Is there a tool we can use? And how?
--
Donna S.
Joe Richards [MVP]
11-07-2005, 10:10 PM
You might want to take a look at my oldcmp tool. It also does users. However, in
W2K it will use pwdLastSet for determining account age, it will not look for
last logon. The lastLogon attribute (and even lastLogonTimeStamp in K3) are not
the best for determining things like that because they aren't always updated.
Find oldcmp at
http://www.joeware.net/win/free/tools/oldcmp.htm
Donna S. wrote:
> Hello.,
>
> I have a question on how to complete this task.
>
> Client has a Windows 2000 AD. 18,000 users over all.
> 17,000 users are under a xxx OU, no group policy attached to it.
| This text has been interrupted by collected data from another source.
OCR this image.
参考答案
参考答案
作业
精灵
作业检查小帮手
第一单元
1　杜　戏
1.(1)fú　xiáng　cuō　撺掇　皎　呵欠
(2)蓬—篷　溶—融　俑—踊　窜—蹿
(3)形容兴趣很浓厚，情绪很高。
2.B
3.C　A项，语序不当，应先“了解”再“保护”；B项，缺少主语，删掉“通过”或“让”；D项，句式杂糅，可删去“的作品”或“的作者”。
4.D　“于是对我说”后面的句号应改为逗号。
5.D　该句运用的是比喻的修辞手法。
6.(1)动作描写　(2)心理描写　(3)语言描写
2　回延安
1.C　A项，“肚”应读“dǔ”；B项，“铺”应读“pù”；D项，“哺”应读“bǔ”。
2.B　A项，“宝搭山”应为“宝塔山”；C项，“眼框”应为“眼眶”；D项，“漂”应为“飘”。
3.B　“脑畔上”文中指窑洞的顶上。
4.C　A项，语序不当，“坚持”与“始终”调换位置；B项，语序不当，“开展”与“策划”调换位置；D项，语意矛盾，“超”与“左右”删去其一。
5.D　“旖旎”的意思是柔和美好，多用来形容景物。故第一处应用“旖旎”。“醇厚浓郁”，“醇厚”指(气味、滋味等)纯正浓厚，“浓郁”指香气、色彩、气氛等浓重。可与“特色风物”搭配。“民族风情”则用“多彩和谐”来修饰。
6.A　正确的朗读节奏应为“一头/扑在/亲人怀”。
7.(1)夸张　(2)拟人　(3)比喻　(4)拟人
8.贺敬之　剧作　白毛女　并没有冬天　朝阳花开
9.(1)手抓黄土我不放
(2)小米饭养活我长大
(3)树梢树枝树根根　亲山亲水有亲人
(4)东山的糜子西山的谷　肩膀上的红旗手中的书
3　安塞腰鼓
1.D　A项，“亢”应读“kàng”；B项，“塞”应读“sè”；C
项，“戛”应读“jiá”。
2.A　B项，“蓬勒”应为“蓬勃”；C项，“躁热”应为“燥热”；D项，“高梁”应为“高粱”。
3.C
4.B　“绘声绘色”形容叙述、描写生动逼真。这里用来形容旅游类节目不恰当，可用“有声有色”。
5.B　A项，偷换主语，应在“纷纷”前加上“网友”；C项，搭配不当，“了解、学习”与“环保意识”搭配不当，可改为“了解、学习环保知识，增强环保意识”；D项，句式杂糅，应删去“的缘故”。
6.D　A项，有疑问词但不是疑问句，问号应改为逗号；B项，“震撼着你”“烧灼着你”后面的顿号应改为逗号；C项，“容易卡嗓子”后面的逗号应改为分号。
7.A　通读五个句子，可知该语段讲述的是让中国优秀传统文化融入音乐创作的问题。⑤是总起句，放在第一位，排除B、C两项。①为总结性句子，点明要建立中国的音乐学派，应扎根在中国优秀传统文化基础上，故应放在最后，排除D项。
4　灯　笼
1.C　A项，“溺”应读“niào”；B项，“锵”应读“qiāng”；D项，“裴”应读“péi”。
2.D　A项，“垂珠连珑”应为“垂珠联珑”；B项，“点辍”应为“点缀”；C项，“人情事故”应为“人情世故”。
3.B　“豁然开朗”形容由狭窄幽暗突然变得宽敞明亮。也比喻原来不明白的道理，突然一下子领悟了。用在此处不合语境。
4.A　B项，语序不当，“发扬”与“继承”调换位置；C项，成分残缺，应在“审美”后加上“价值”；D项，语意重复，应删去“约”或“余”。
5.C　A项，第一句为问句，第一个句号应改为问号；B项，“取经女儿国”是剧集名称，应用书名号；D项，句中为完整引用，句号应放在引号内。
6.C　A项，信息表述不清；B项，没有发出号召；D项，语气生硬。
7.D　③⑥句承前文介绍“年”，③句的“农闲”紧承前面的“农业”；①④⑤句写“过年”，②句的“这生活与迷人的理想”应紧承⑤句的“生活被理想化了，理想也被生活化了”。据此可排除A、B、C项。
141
> 1,000 users are found under the Users OU.
>
> Client wants to delete unused accounts, by dumping all of the accounts with
> last logon information and also specify which OU they are in.
>
> Is there a tool we can use? And how?
Donna S.
11-07-2005, 10:40 PM
Hi Joe,
One thing that I didn't mention was that the 17,000 user accounts in this
one OU are set up via an application process off of the web. The users would
never need to update their passwords.
If I tried this tool....do I need to specify what OU i want it to look at?
--
Donna S.
"Joe Richards [MVP]" wrote:
> You might want to take a look at my oldcmp tool. It also does users. However, in
> W2K it will use pwdLastSet for determining account age, it will not look for
> last logon. The lastLogon attribute (and even lastLogonTimeStamp in K3) are not
> the best for determining things like that because they aren't always updated.
>
> Find oldcmp at
>
>
> http://www.joeware.net/win/free/tools/oldcmp.htm
>
>
> Donna S. wrote:
> > Hello.,
> >
> > I have a question on how to complete this task.
> >
> > Client has a Windows 2000 AD. 18,000 users over all.
> > 17,000 users are under a xxx OU, no group policy attached to it.
> > 1,000 users are found under the Users OU.
> >
> > Client wants to delete unused accounts, by dumping all of the accounts with
> > last logon information and also specify which OU they are in.
> >
> > Is there a tool we can use? And how?
>
Joe Richards [MVP]
11-08-2005, 02:56 PM
It can look at the whole domain or look at specific OUs or you can tell it to
exclude OUs with certain strings in the DN.
However, if you have the passwords set to never expire it won't help you.
Non-expiring passwords are dangerous. You really just never change a password.
Depending on the application and how it authenticates, you may find that
lastLogon is not being updated. For instance successful simple LDAP binds to not
update the lastLogon attribute.
Donna S. wrote:
> Hi Joe,
>
> One thing that I didn't mention was that the 17,000 user accounts in this
> one OU are set up via an application process off of the web. The users would
> never need to update their passwords.
>
> If I tried this tool....do I need to specify what OU i want it to look at?